On a day-to-day basis, he sees the biggest challenge– especially in an era where we are overloaded with information and government officials can seem like they actively attempt to create drama in order to distract from unflattering headlines– as “keeping [his journalistic team’s] priorities straight.” He doesn’t want his pieces to fall prey to the temptation of clickbait; he always wants to make sure that he and his team does reporting on “what is important and not a distraction.”
Another challenge to Dickerson and other political reporters stems from the nature of the Trump administration itself.
“[T]he president doesn’t play by the old rules, particularly when it comes to sticking to the facts,” he said. “Every administration shades the truth and presents its story as they’d like to see it, but President Trump is testing the boundaries like no other modern president,” and thus is keeping journalists busy digging at the truth more than ever.
I was also curious to know how he manages to book so many politically powerful guests every week on “Face the Nation,” given their busy schedules and the temptation to hide politics behind closed doors rather than taking challenging questions from reporters.
“We get them to appear by being straightforward, honest and clear about our intentions,” he answered, when I put that question to him.
He sees that while the temptation to hide from the voting public exists, the beauty of a democracy is that politicians must still answer to voters and thus, cannot hide from their responsibility as elected officials forever.
“[If] they’re serious and sober and want to make some progress in their public case, they’ll come talk to us,” Dickerson explained.
While politics can be a polarizing subject ripe for cynicism, Dickerson has maintained an optimism that we can be better as a country in how we judge and treat others. He hopes to see, in general, “a little more restraint and generosity of spirit” in regards to politics.
“Don’t always assume the worst. Assume the best and work from there,” he says.
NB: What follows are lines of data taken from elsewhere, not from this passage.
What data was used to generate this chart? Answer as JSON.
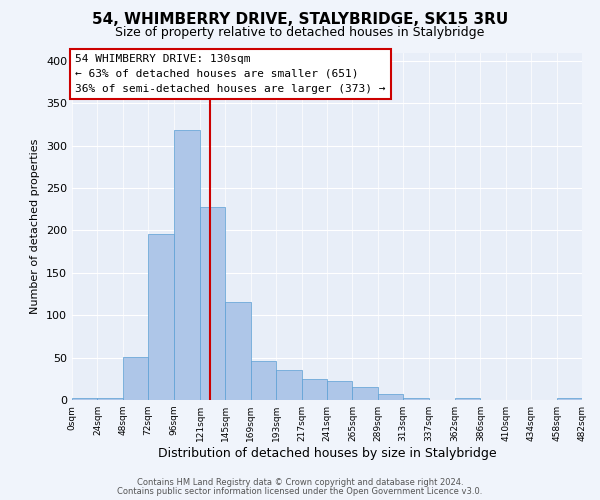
{
  "title": "54, WHIMBERRY DRIVE, STALYBRIDGE, SK15 3RU",
  "subtitle": "Size of property relative to detached houses in Stalybridge",
  "xlabel": "Distribution of detached houses by size in Stalybridge",
  "ylabel": "Number of detached properties",
  "bar_edges": [
    0,
    24,
    48,
    72,
    96,
    121,
    145,
    169,
    193,
    217,
    241,
    265,
    289,
    313,
    337,
    362,
    386,
    410,
    434,
    458,
    482
  ],
  "bar_heights": [
    2,
    2,
    51,
    196,
    319,
    228,
    116,
    46,
    35,
    25,
    23,
    15,
    7,
    2,
    0,
    2,
    0,
    0,
    0,
    2
  ],
  "bar_color": "#aec6e8",
  "bar_edge_color": "#5a9fd4",
  "vline_x": 130,
  "vline_color": "#cc0000",
  "annotation_title": "54 WHIMBERRY DRIVE: 130sqm",
  "annotation_line1": "← 63% of detached houses are smaller (651)",
  "annotation_line2": "36% of semi-detached houses are larger (373) →",
  "annotation_box_color": "#ffffff",
  "annotation_box_edge": "#cc0000",
  "ylim": [
    0,
    410
  ],
  "yticks": [
    0,
    50,
    100,
    150,
    200,
    250,
    300,
    350,
    400
  ],
  "xtick_labels": [
    "0sqm",
    "24sqm",
    "48sqm",
    "72sqm",
    "96sqm",
    "121sqm",
    "145sqm",
    "169sqm",
    "193sqm",
    "217sqm",
    "241sqm",
    "265sqm",
    "289sqm",
    "313sqm",
    "337sqm",
    "362sqm",
    "386sqm",
    "410sqm",
    "434sqm",
    "458sqm",
    "482sqm"
  ],
  "footer1": "Contains HM Land Registry data © Crown copyright and database right 2024.",
  "footer2": "Contains public sector information licensed under the Open Government Licence v3.0.",
  "bg_color": "#f0f4fb",
  "plot_bg_color": "#e8eef8",
  "title_fontsize": 11,
  "subtitle_fontsize": 9
}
He reminds us that while the standards of civility in our national dialogue and our treatment of each other seem to be a bar that is lowering all the time, “those standards don’t have to fall.” He wants people to take on a wider perspective rather than succumbing to the temptation of judging everything from the perspective of our egos, saying that “[w]e have endured [as a nation] because heroic people have maintained standards in the face of easier options, in the face of the lure of power and fame.” If people were able to choose the high road historically, he maintains that we should be able to do it today, too.
Once, in a Reddit “Ask Me Anything,” a commenter asked Dickerson to describe his political beliefs. Dickerson responded by listing universal values.
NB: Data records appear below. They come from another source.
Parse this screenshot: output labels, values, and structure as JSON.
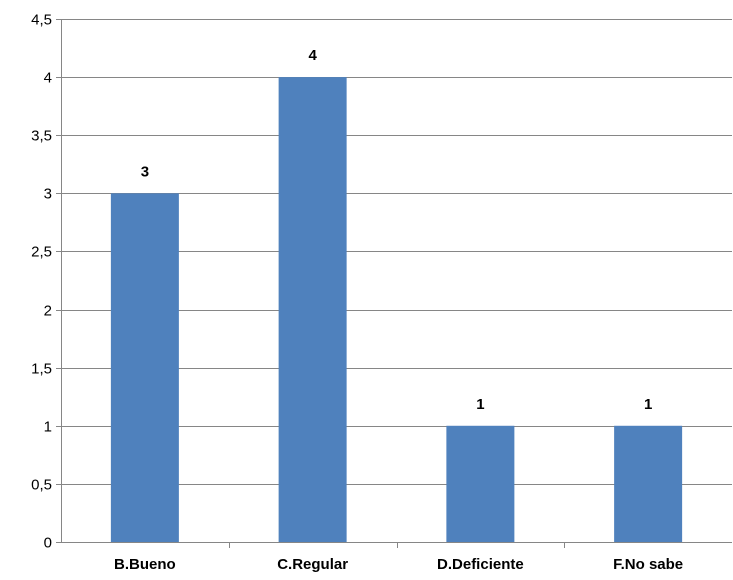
{
  "chart_data": {
    "type": "bar",
    "title": "",
    "xlabel": "",
    "ylabel": "",
    "categories": [
      "B.Bueno",
      "C.Regular",
      "D.Deficiente",
      "F.No sabe"
    ],
    "values": [
      3,
      4,
      1,
      1
    ],
    "data_labels": [
      "3",
      "4",
      "1",
      "1"
    ],
    "ylim": [
      0,
      4.5
    ],
    "yticks": [
      0,
      0.5,
      1,
      1.5,
      2,
      2.5,
      3,
      3.5,
      4,
      4.5
    ],
    "ytick_labels": [
      "0",
      "0,5",
      "1",
      "1,5",
      "2",
      "2,5",
      "3",
      "3,5",
      "4",
      "4,5"
    ],
    "grid": true,
    "legend": "none",
    "bar_color": "#4F81BD",
    "grid_color": "#868686",
    "axis_color": "#868686"
  }
}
“I believe in kindness, sacrifice, idealism, generosity, reserving judgment, restraint, compassion. . .and that the worst thing about a person isn’t the most true thing about them,” he wrote.
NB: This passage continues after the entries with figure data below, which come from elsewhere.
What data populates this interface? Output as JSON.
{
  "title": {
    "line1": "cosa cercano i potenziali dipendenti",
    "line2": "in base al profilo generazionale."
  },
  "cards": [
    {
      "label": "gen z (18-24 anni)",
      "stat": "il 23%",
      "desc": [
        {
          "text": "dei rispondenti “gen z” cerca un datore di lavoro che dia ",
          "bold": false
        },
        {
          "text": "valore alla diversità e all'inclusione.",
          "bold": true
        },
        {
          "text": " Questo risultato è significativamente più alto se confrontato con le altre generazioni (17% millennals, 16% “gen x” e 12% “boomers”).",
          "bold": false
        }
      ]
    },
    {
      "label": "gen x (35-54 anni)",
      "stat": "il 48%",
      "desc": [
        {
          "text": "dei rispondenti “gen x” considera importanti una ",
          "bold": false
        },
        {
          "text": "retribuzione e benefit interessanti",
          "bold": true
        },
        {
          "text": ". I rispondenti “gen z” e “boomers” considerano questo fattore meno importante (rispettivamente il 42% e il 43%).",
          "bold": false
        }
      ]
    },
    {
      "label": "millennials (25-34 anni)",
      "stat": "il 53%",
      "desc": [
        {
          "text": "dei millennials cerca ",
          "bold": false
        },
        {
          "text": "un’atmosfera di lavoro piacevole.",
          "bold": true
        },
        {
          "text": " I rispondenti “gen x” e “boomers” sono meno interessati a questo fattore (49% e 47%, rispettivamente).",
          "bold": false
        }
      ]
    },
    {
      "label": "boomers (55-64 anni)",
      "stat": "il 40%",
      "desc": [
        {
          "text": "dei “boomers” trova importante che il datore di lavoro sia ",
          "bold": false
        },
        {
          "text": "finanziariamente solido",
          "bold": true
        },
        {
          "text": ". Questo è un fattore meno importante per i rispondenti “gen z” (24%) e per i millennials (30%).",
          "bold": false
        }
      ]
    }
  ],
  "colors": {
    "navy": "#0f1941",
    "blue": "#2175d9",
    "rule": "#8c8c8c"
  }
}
True to these values in the midst of an ever-increasingly partisan atmosphere, he wants to call our attention to the things that unite us despite our varying backgrounds and ideologies.
“We are all humans struggling with the same fears and hopes and dreams. We all want a safe world with opportunities for our kids and the freedom to pursue our passions with as few barriers as possible,” he points out in the interview. We may disagree on many issues, but “[t]hose common desires should be remembered in the middle of partisan warfare.”
Perhaps the principles that guide Dickerson’s work and those that he hopes to see more of in the nation can be best summarized by a poetic tweet he posted last year.
“Before you act, listen,” he wrote. “Before [you] react, think // Before [you] criticize, wait // Before [you] pray, forgive // Before you quit, try”. And finally, in an apparent reference to the nastiness that all too often is engendered online, “[b]efore you Tweet, restrain”.